With the federal government nearing a shutdown, federal offices and state agencies, some of which operate large federally supported programs, began to prepare today. The Associated Press reported that the Washington National Guard would have to furlough 1,000 federal technicians in such areas as aircraft and computer maintenance on Wednesday, but troops would remain on duty. The postal service will continue, since it relies on the revenues it generates rather than federal budget allocations. And the Affordable Care Act will begin to go into effect. Federal parks and recreational facilities will close immediately. — J.C.
Here's to your health
Washington’s online health care exchange will go live tomorrow, giving state residents their first opportunity to shop for and enroll in health insurance. "The Washington Health Care Exchange will be working tomorrow regardless of what happens in D.C.," said Gov Jay Inslee today. People wanting more information can call 1-855-923-4633 or go to www.WaHealthPlanFinder.org.
State healthcare exchanges are one of the cornerstones of the Affordable Care Act. Policies purchased on the exchange before Dec. 15 will go into effect on Jan. 1. Starting in 2014, Americans without health insurance (except for those exempt from the ACA) will face an annual penalty that ranges between $95 for an individual, to $285, or 1 percent of household income for a family. According to Washington Health Plan Finder, there are roughly 1 million uninsured residents in Washington State.

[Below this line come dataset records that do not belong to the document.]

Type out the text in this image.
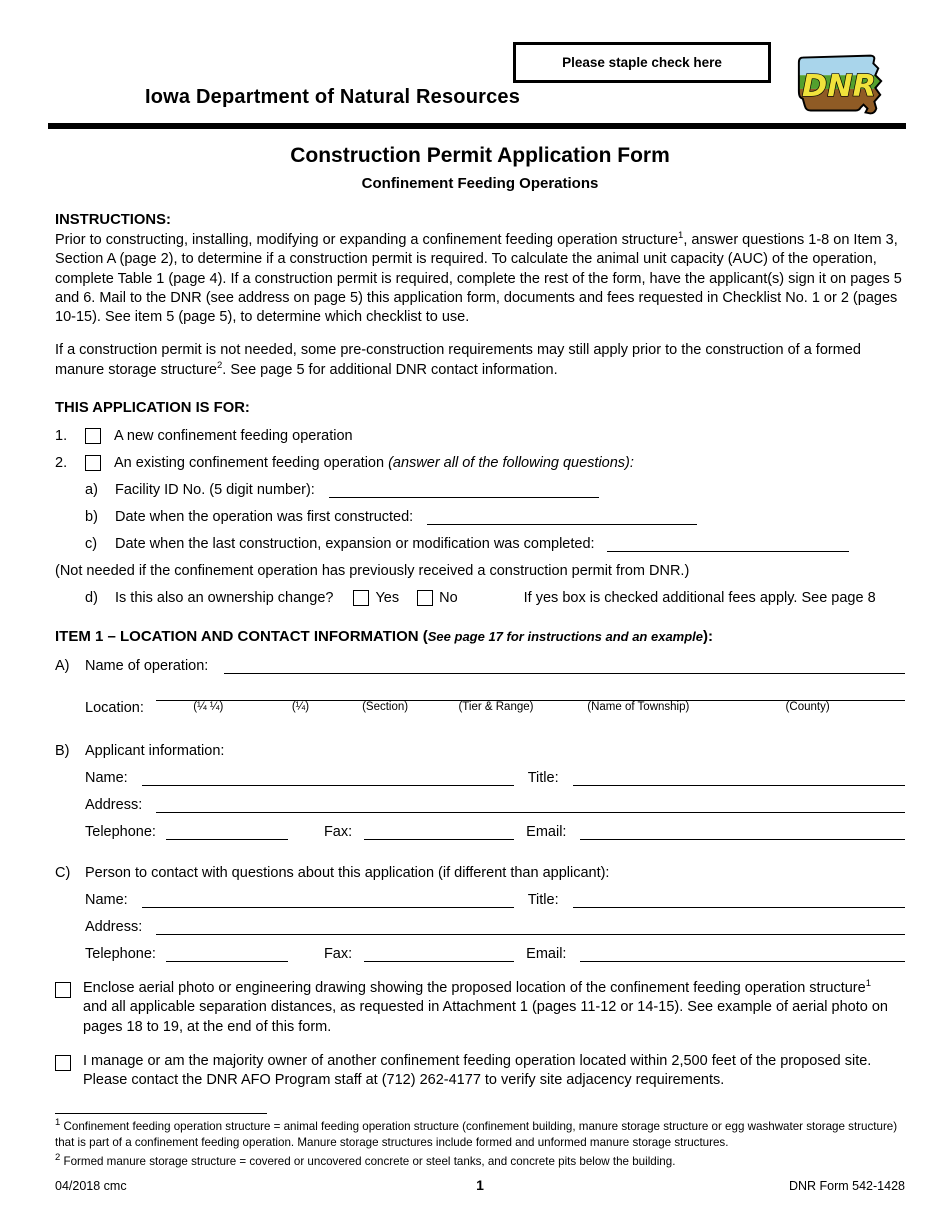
Please staple check here
Iowa Department of Natural Resources	DNR
Construction Permit Application Form
Confinement Feeding Operations
INSTRUCTIONS:

Prior to constructing, installing, modifying or expanding a confinement feeding operation structure$^1$, answer questions 1-8 on Item 3, Section A (page 2), to determine if a construction permit is required. To calculate the animal unit capacity (AUC) of the operation, complete Table 1 (page 4). If a construction permit is required, complete the rest of the form, have the applicant(s) sign it on pages 5 and 6. Mail to the DNR (see address on page 5) this application form, documents and fees requested in Checklist No. 1 or 2 (pages 10-15). See item 5 (page 5), to determine which checklist to use.

If a construction permit is not needed, some pre-construction requirements may still apply prior to the construction of a formed manure storage structure$^2$. See page 5 for additional DNR contact information.

THIS APPLICATION IS FOR:
1.	A new confinement feeding operation
2.	An existing confinement feeding operation (answer all of the following questions):
a)	Facility ID No. (5 digit number):
b)	Date when the operation was first constructed:
c)	Date when the last construction, expansion or modification was completed:
(Not needed if the confinement operation has previously received a construction permit from DNR.)
d)	Is this also an ownership change?	Yes	No	If yes box is checked additional fees apply. See page 8
ITEM 1 – LOCATION AND CONTACT INFORMATION (See page 17 for instructions and an example):
A)	Name of operation:
Location:	(¼ ¼)	(¼)	(Section)	(Tier & Range)	(Name of Township)	(County)
B)	Applicant information:
Name:	Title:
Address:
Telephone:	Fax:	Email:
C)	Person to contact with questions about this application (if different than applicant):
Name:	Title:
Address:
Telephone:	Fax:	Email:
Enclose aerial photo or engineering drawing showing the proposed location of the confinement feeding operation structure$^1$ and all applicable separation distances, as requested in Attachment 1 (pages 11-12 or 14-15). See example of aerial photo on pages 18 to 19, at the end of this form.
I manage or am the majority owner of another confinement feeding operation located within 2,500 feet of the proposed site. Please contact the DNR AFO Program staff at (712) 262-4177 to verify site adjacency requirements.
$^1$ Confinement feeding operation structure = animal feeding operation structure (confinement building, manure storage structure or egg washwater storage structure) that is part of a confinement feeding operation. Manure storage structures include formed and unformed manure storage structures.
$^2$ Formed manure storage structure = covered or uncovered concrete or steel tanks, and concrete pits below the building.
04/2018 cmc	1	DNR Form 542-1428
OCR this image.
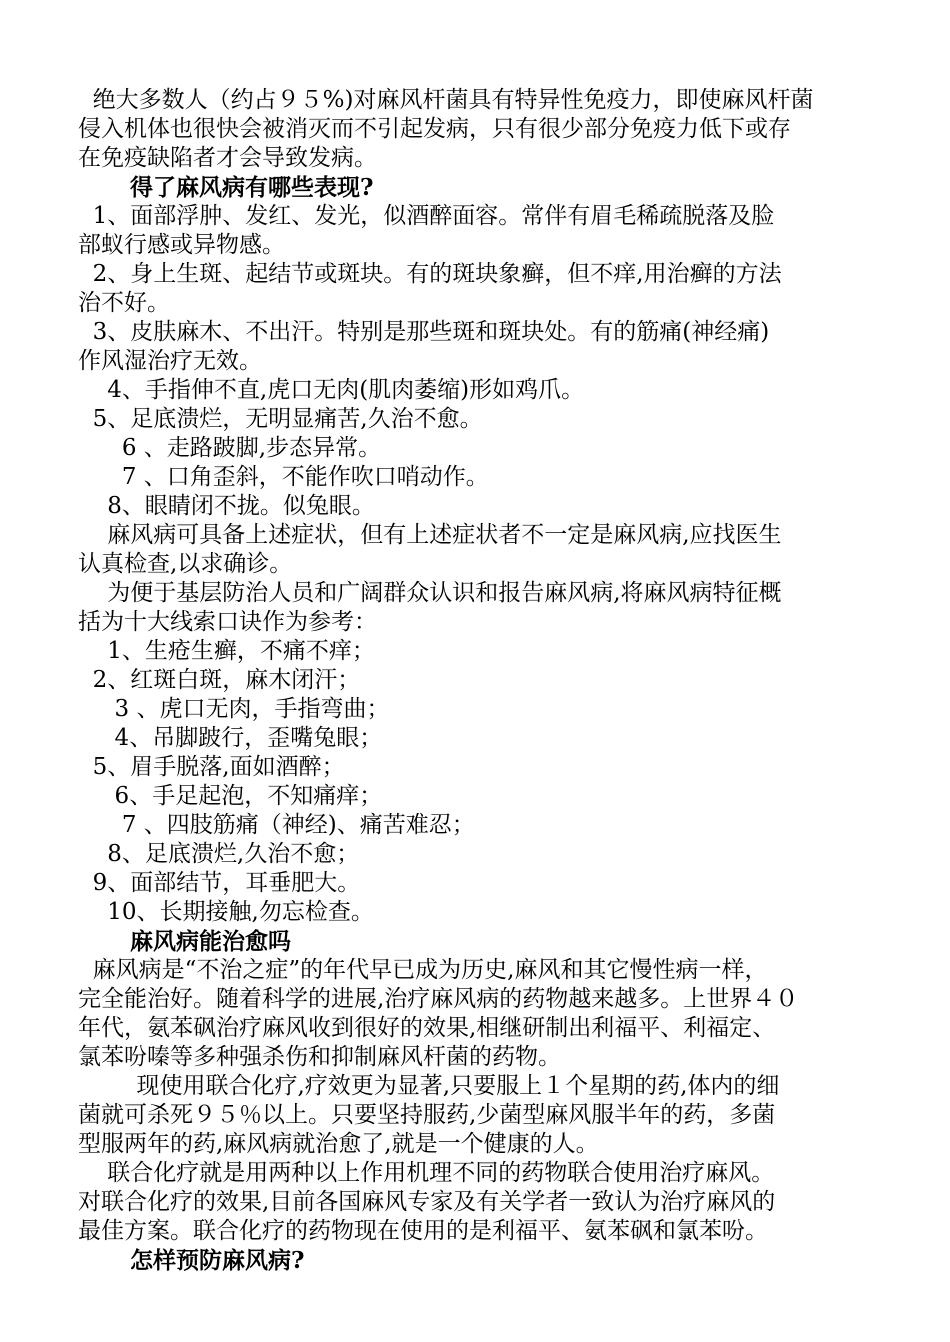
绝大多数人（约占９５%)对麻风杆菌具有特异性免疫力，即使麻风杆菌
侵入机体也很快会被消灭而不引起发病，只有很少部分免疫力低下或存
在免疫缺陷者才会导致发病。
得了麻风病有哪些表现?
1、面部浮肿、发红、发光，似酒醉面容。常伴有眉毛稀疏脱落及脸
部蚁行感或异物感。
2、身上生斑、起结节或斑块。有的斑块象癣，但不痒,用治癣的方法
治不好。
3、皮肤麻木、不出汗。特别是那些斑和斑块处。有的筋痛(神经痛)
作风湿治疗无效。
4、手指伸不直,虎口无肉(肌肉萎缩)形如鸡爪。
5、足底溃烂，无明显痛苦,久治不愈。
6 、走路跛脚,步态异常。
7 、口角歪斜，不能作吹口哨动作。
8、眼睛闭不拢。似兔眼。
麻风病可具备上述症状，但有上述症状者不一定是麻风病,应找医生
认真检查,以求确诊。
为便于基层防治人员和广阔群众认识和报告麻风病,将麻风病特征概
括为十大线索口诀作为参考：
1、生疮生癣，不痛不痒；
2、红斑白斑，麻木闭汗；
3 、虎口无肉，手指弯曲；
4、吊脚跛行，歪嘴兔眼；
5、眉手脱落,面如酒醉；
6、手足起泡，不知痛痒；
7 、四肢筋痛（神经)、痛苦难忍；
8、足底溃烂,久治不愈；
9、面部结节，耳垂肥大。
10、长期接触,勿忘检查。
麻风病能治愈吗
麻风病是“不治之症”的年代早已成为历史,麻风和其它慢性病一样，
完全能治好。随着科学的进展,治疗麻风病的药物越来越多。上世界４０
年代，氨苯砜治疗麻风收到很好的效果,相继研制出利福平、利福定、
氯苯吩嗪等多种强杀伤和抑制麻风杆菌的药物。
现使用联合化疗,疗效更为显著,只要服上１个星期的药,体内的细
菌就可杀死９５％以上。只要坚持服药,少菌型麻风服半年的药，多菌
型服两年的药,麻风病就治愈了,就是一个健康的人。
联合化疗就是用两种以上作用机理不同的药物联合使用治疗麻风。
对联合化疗的效果,目前各国麻风专家及有关学者一致认为治疗麻风的
最佳方案。联合化疗的药物现在使用的是利福平、氨苯砜和氯苯吩。
怎样预防麻风病?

Meanwhile, if Congress partly shuts down the federal government, the immediate effects on Washington should be minimal, but would grow worse after a few days, Inslee said. Veterans training and the state employment security division, both heavily funded by the feds, will likely be hurt almost immediately, the governor said. Associated Press reported that unemployment checks in Washington can be issued this week but might end after that.
— B.L. & J.S.
Blowin' in the wind
The Bureau of Ocean Energy Management took an initial step Monday toward selling wind leases in federal waters off the Oregon coast. Back in May, BOEM received a proposal for a commercial wind lease from Principle Power, Inc., a Seattle-based company specializing in wind energy projects in waters deeper than 120 feet. The bureau filed a notice in the Federal Register on Monday, describing the company’s proposed “WindFloat Pacific Project,” asking for public input about it and soliciting other proposals for offshore wind leases in the same area.
Principle Power received a $4 million Department of Energy grant in December 2012 to build a pilot wind-power project 16 miles west of Coos Bay. In order to move forward with the project, the company will need to secure a lease through the bureau. The project would include five, six-megawatt wind turbines, floating in waters that are approximately 1,200-feet deep. BOEM issued wind leases earlier this year for 549 acres of federal waters off the coast of Delaware, Massachusetts, Rhode Island and Virginia. If completed, those projects could generate enough power for 1.7 million homes. The public comment period for the Oregon proposal will last for the next 30 days. An in-depth description of the project can be found on Bureau of Energy Management's website. — B.L.
SeaTac ballot duel
Puget Sound Sage, a progressive think tank, late last week released its report on the effects of SeaTac's Prop. 1, which calls for raising the minimum wage to $15 for employees of large companies associated with the airport, transportation or hospitality industries. The Sage study predicts — predictably, since the group has been organizing for better pay of low-income workers — $40 million in gains for workers at relatively modest costs for employers and SeaTac Airport users. The study found that heavy passenger traffic means airport wage increases would be paid for with a combined increase of $1.78 per person on tickets, food and retail.